Corporate Commercial Law
Business owners make many decisions during the course of a working day. Some of these decisions are made following legal advice. Most owners only use solicitors on a needs-must basis.
Wosskow Brown's Corporate Commercial team are here to help you with a practical solution to your business as well as providing expert legal advice.
We have a fantastic team with years of experience helping build and protect businesses. Our dedicated team are here to advise you on any issue relating to your business, no matter how big or small.
We offer a personal approach to helping your business grow, at an affordable level.
A shareholder agreement is a must for maintaining a good relationship between shareholders and saves time and costs in the future by avoiding shareholder disputes. It includes provisions which determine how shares may be transferred by a shareholder should they choose to leave the company, or what happens to shares in the event of a shareholder’s death. It can contain restrictive covenants which will bind outgoing shareholders and protect the goodwill in the company.

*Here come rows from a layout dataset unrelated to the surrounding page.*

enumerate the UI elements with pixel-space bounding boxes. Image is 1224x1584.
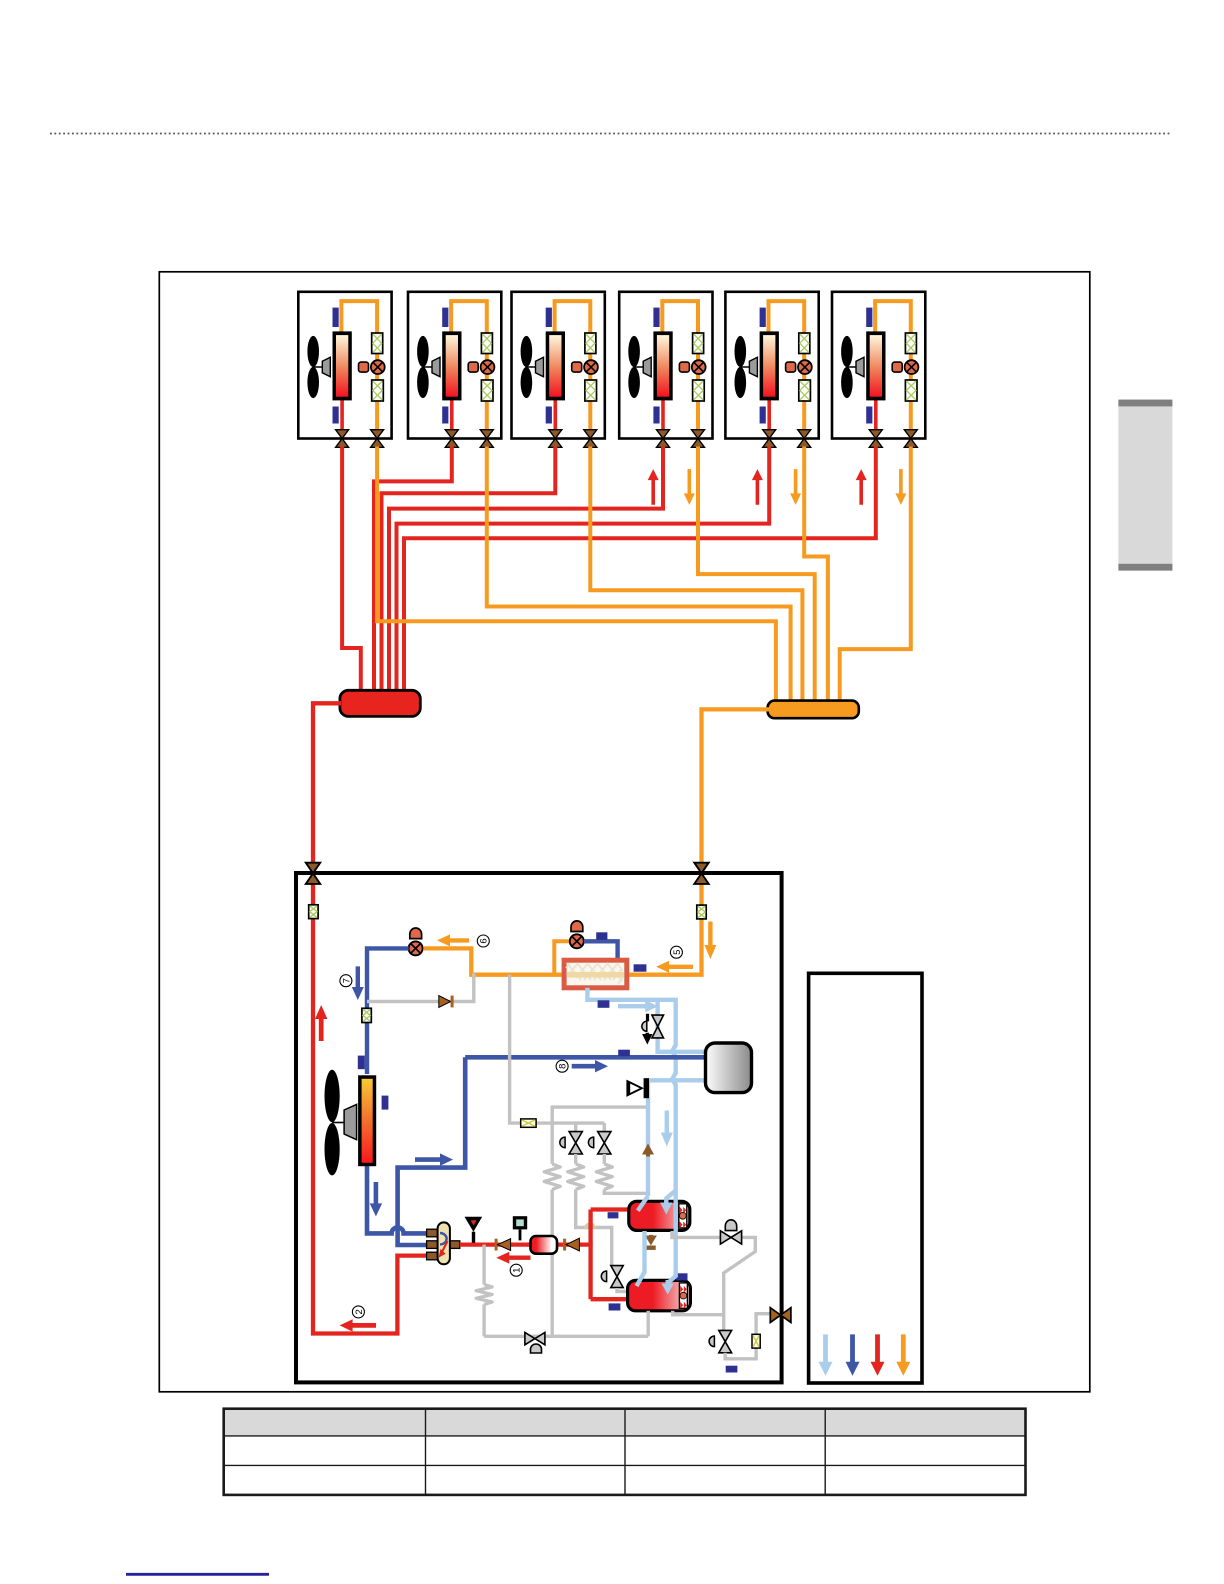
accumulator tank (706, 1043, 752, 1093)
indoor unit 4 (fan coil with heat exchanger, EEV, strainers, service valves) (619, 292, 712, 448)
four-way valve port lower (427, 1252, 438, 1260)
sensor on accumulator pipe (618, 1050, 630, 1057)
suction arrow into compressor 1 (666, 1191, 675, 1204)
sensor on gas line (634, 964, 647, 971)
flow arrow right (to accumulator) (572, 1060, 608, 1072)
liquid pipe from indoor unit 6 to liquid header (404, 447, 876, 693)
dotted separator rule (50, 133, 1172, 135)
gas line service valve at outdoor unit (694, 863, 708, 874)
gas line down-arrow at service valve (704, 922, 716, 960)
oil trap funnel on discharge (465, 1217, 483, 1232)
gas injection valve stem (646, 1014, 649, 1022)
four-way valve port right (450, 1241, 460, 1249)
four-way valve port middle (427, 1241, 438, 1249)
gas pipe from indoor unit 4 to gas header (698, 447, 815, 703)
suction line down-arrow (661, 1111, 673, 1147)
flow arrow down (HX outlet) (370, 1182, 382, 1216)
oil solenoid valve 2 (603, 1123, 606, 1132)
legend arrow discharge gas (orange) (896, 1334, 910, 1375)
specification table (empty) (224, 1409, 1026, 1495)
oil balance solenoid (top) dome (725, 1220, 736, 1231)
oil balance solenoid (top) valve (720, 1231, 731, 1244)
bottom oil header line (484, 1335, 648, 1338)
four-way valve internal flow (blue) (440, 1233, 447, 1244)
flow arrow (gas, left) at EEV1 (437, 934, 469, 946)
outdoor fan blades (325, 1070, 340, 1122)
injection branch to accumulator top port (658, 1000, 704, 1052)
flow arrow up (liquid, unit 6) (856, 469, 867, 505)
flow arrow 2 (liquid leftward) (340, 1319, 376, 1331)
svg-text:6: 6 (479, 938, 490, 943)
four-way valve internal flow (red) (442, 1241, 448, 1253)
suction pass-through at compressor 1 (674, 1196, 678, 1231)
liquid pipe from indoor unit 2 to liquid header (374, 447, 452, 693)
indoor unit 5 (fan coil with heat exchanger, EEV, strainers, service valves) (725, 292, 818, 448)
plate heat exchanger (subcooler) (564, 960, 627, 988)
strainer on oil return (752, 1334, 760, 1348)
gas injection valve actuator (642, 1021, 647, 1031)
oil return arrow (brown, up) (642, 1144, 654, 1157)
strainer on gray line (521, 1119, 536, 1127)
compressor 1 discharge line (591, 1207, 630, 1211)
liquid header (red manifold) (340, 690, 420, 716)
outdoor fan motor cone (344, 1104, 357, 1139)
flow arrow right (suction) (618, 1000, 658, 1012)
discharge muffler (531, 1236, 558, 1254)
diagram outer frame (159, 272, 1090, 1392)
gas injection valve (gray) (652, 1015, 664, 1026)
legend arrow liquid (red) (871, 1334, 885, 1375)
oil solenoid valve 3 (to compressor 2) (611, 1266, 623, 1277)
flow arrow down (gas, unit 4) (684, 469, 695, 505)
defrost return pipe (dark blue) (398, 1057, 466, 1245)
suction line into compressor 2 (right) (668, 1231, 676, 1283)
sensor under compressor 2 line (609, 1303, 621, 1310)
sensor above compressor 2 (676, 1273, 687, 1280)
legend arrow gas (dark blue) (846, 1334, 860, 1375)
liquid sub line from EEV1 (367, 948, 409, 1074)
footer rule (navy) (126, 1573, 269, 1576)
main liquid line from header to outdoor unit (313, 703, 430, 1333)
flow arrow up (liquid, unit 5) (752, 469, 763, 505)
outdoor unit enclosure (296, 873, 782, 1382)
gas header (orange manifold) (768, 701, 859, 719)
gas pipe from indoor unit 2 to gas header (487, 447, 791, 703)
legend box (809, 973, 922, 1383)
gas pipe from indoor unit 6 to gas header (840, 447, 911, 703)
svg-text:8: 8 (558, 1064, 569, 1069)
svg-text:1: 1 (512, 1268, 523, 1273)
branch to outdoor EEV2 (554, 941, 570, 974)
gray capillary branch 1 (551, 1123, 554, 1164)
gray line to suction (552, 1107, 646, 1123)
four-way valve body (438, 1222, 450, 1264)
check valve on discharge (495, 1239, 498, 1251)
strainer on subcool line (362, 1008, 371, 1022)
indoor unit 6 (fan coil with heat exchanger, EEV, strainers, service valves) (832, 292, 925, 448)
strainer funnel on suction line (626, 1080, 644, 1097)
accumulator bottom port line (648, 1080, 704, 1196)
sensor beside outdoor HX (382, 1096, 389, 1110)
gray capillary branch 2 (574, 1154, 577, 1164)
main gas line from header to outdoor unit (424, 709, 769, 974)
pressure sensor on discharge (513, 1216, 527, 1229)
gray capillary branch 3 (603, 1154, 606, 1164)
line from EEV2 to plate heat exchanger (584, 941, 618, 958)
crossing hop marker on red line (585, 1224, 594, 1229)
liquid pipe from indoor unit 4 to liquid header (389, 447, 663, 693)
flow arrow up (liquid, unit 4) (648, 469, 659, 505)
flow arrow down (gas, unit 6) (895, 469, 906, 505)
check valve after compressors (563, 1239, 566, 1251)
suction line from plate HX to compressors (587, 988, 675, 1196)
legend arrow low pressure gas (light blue) (819, 1334, 833, 1375)
strainer on gas line (697, 905, 706, 919)
svg-text:7: 7 (341, 978, 352, 983)
discharge riser between compressors (588, 1210, 592, 1300)
oil solenoid (bottom) valve (525, 1332, 535, 1344)
flow arrow right (defrost return) (415, 1153, 453, 1165)
outdoor EEV2 body (570, 934, 584, 948)
oil line from compressor 2 (right) (673, 1311, 724, 1315)
label 2 (circled) (352, 1306, 364, 1318)
sensor under compressor 1 line (608, 1212, 619, 1218)
outdoor EEV1 (subcool expansion valve) dome (410, 928, 422, 939)
outdoor HX outlet pipe (dark blue) with crossover (367, 1165, 430, 1233)
sensor after EEV2 (596, 932, 607, 940)
flow arrow (gas, left) to plate HX (656, 961, 693, 973)
indoor unit 2 (fan coil with heat exchanger, EEV, strainers, service valves) (408, 292, 501, 448)
compressor oil drain line (647, 1311, 650, 1337)
gas pipe from indoor unit 1 to gas header (377, 447, 776, 703)
sensor above outdoor HX (358, 1056, 365, 1070)
label 5 (circled) (670, 946, 682, 958)
label 6 (circled) (477, 935, 489, 947)
gas pipe from indoor unit 3 to gas header (590, 447, 802, 703)
strainer on liquid line (309, 905, 318, 919)
chapter side tab (1118, 400, 1172, 571)
sensor at oil return (726, 1366, 738, 1373)
sensor on suction branch (598, 1000, 610, 1008)
flow arrow down (subcooled liquid) (352, 966, 364, 1000)
liquid pipe from indoor unit 5 to liquid header (397, 447, 770, 693)
gas pipe from indoor unit 5 to gas header (804, 447, 828, 703)
gas pipe to accumulator (dark blue) (465, 1055, 704, 1060)
oil solenoid valve 1 (574, 1123, 577, 1131)
high pressure gray line from gas header pipe (510, 975, 605, 1123)
indoor unit 3 (fan coil with heat exchanger, EEV, strainers, service valves) (512, 292, 605, 448)
outdoor EEV1 body (409, 941, 423, 955)
four-way valve port upper (427, 1229, 438, 1237)
liquid line service valve at outdoor unit (306, 863, 320, 874)
liquid pipe from indoor unit 1 to liquid header (342, 447, 361, 693)
label 1 (circled) (510, 1264, 522, 1276)
gray tap to capillary (482, 1245, 485, 1285)
oil drain arrow (brown, down) with stop (645, 1235, 657, 1246)
compressor 1 (inverter) (629, 1201, 690, 1230)
check valve on bypass (439, 996, 451, 1008)
bypass line (gray) with check valve (367, 973, 474, 1002)
oil balance line from compressor 1 (672, 1231, 755, 1330)
oil return loop lower right (725, 1314, 772, 1359)
flow arrow 1 (discharge left) (496, 1252, 530, 1264)
oil charge valve on enclosure edge (770, 1308, 780, 1323)
oil solenoid (bottom) dome (531, 1344, 542, 1353)
svg-text:2: 2 (354, 1309, 365, 1314)
black arrow down at injection valve (642, 1033, 652, 1045)
outdoor fan shaft (332, 1122, 346, 1124)
outdoor heat exchanger (358, 1075, 376, 1166)
oil solenoid valve (right lower) (719, 1330, 732, 1341)
compressor 2 (constant) (628, 1280, 691, 1310)
flow arrow down (gas, unit 5) (790, 469, 801, 505)
suction line into compressor 2 (left) (637, 1231, 645, 1286)
label 7 (circled) (340, 975, 352, 987)
outdoor EEV2 dome (571, 921, 583, 932)
discharge main line (460, 1242, 593, 1246)
compressor 2 discharge line (591, 1297, 629, 1301)
indoor unit 1 (fan coil with heat exchanger, EEV, strainers, service valves) (298, 292, 391, 448)
flow arrow (liquid up) (315, 1005, 327, 1041)
svg-text:5: 5 (672, 950, 683, 955)
liquid pipe from indoor unit 3 to liquid header (382, 447, 556, 693)
label 8 (circled) (556, 1060, 568, 1072)
suction dip into compressor 1 (638, 1196, 648, 1211)
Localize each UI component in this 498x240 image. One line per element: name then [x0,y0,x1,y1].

The agreement can contain provisions to protect minority shareholders or on the other hand, provide the majority shareholder with all the decision-making powers within the company. A shareholder agreement can remain private as it is not a document which needs to be filed at Companies House.
A partnership is formed when two or more people enter into a business relationship together, with a view to make profits. Without a partnership agreement, the partnership is governed by the dated Partnership Act 1890. This Act permits a partner to retire with immediate effect without notice and this causes the partnership to automatically dissolve.
With a partnership agreement in place, there will be more certainty between the partners. A notice period can be inserted to ensure that the other partner is not left ‘in the lurch’ if one partner wants to retire and the agreement will include provisions about how one party may buy out the other’s share of the partnership and can also include a provision to pay off the outgoing partner in instalments. This will prevent disputes and unnecessary costs in the future.
Company Law Matters and Directors' Responsibility
We can help you with a whole range of company law matters - whether you need advice on interpretation of the Companies Act 2006 or want a set of articles of association drafting.
We can also help you with drafting documentation for company reorganisations and company share buy-backs.
Clients are quite often concerned about the responsibilities and liabilities associated with becoming a director, so we can provide you with guidance on the associated responsibilities and risks which may be involved.
Banking & Finance Documentation and the Giving of Guarantees
We can review, report on and draft finance documents on your behalf. These include loan agreements, charge agreements, debentures and legal mortgages.
We can give you independent advice (as often required by a bank) before you enter into a personal guarantee connected with business or personal borrowing.
Drafting or Review of of Commercial Contracts
We can draft any type of commercial contract for you, or review them on your behalf. These include agency agreements, distribution agreements, terms and conditions of sale of goods or services, franchise agreements, conditions of purchase, and any other type of bespoke contract that you may require us to draft.
We can review and revise your existing contracts and bring them up-to-date with current legislation. We are happy to review and report on any contract that you may be asked to enter into in order to identify risks.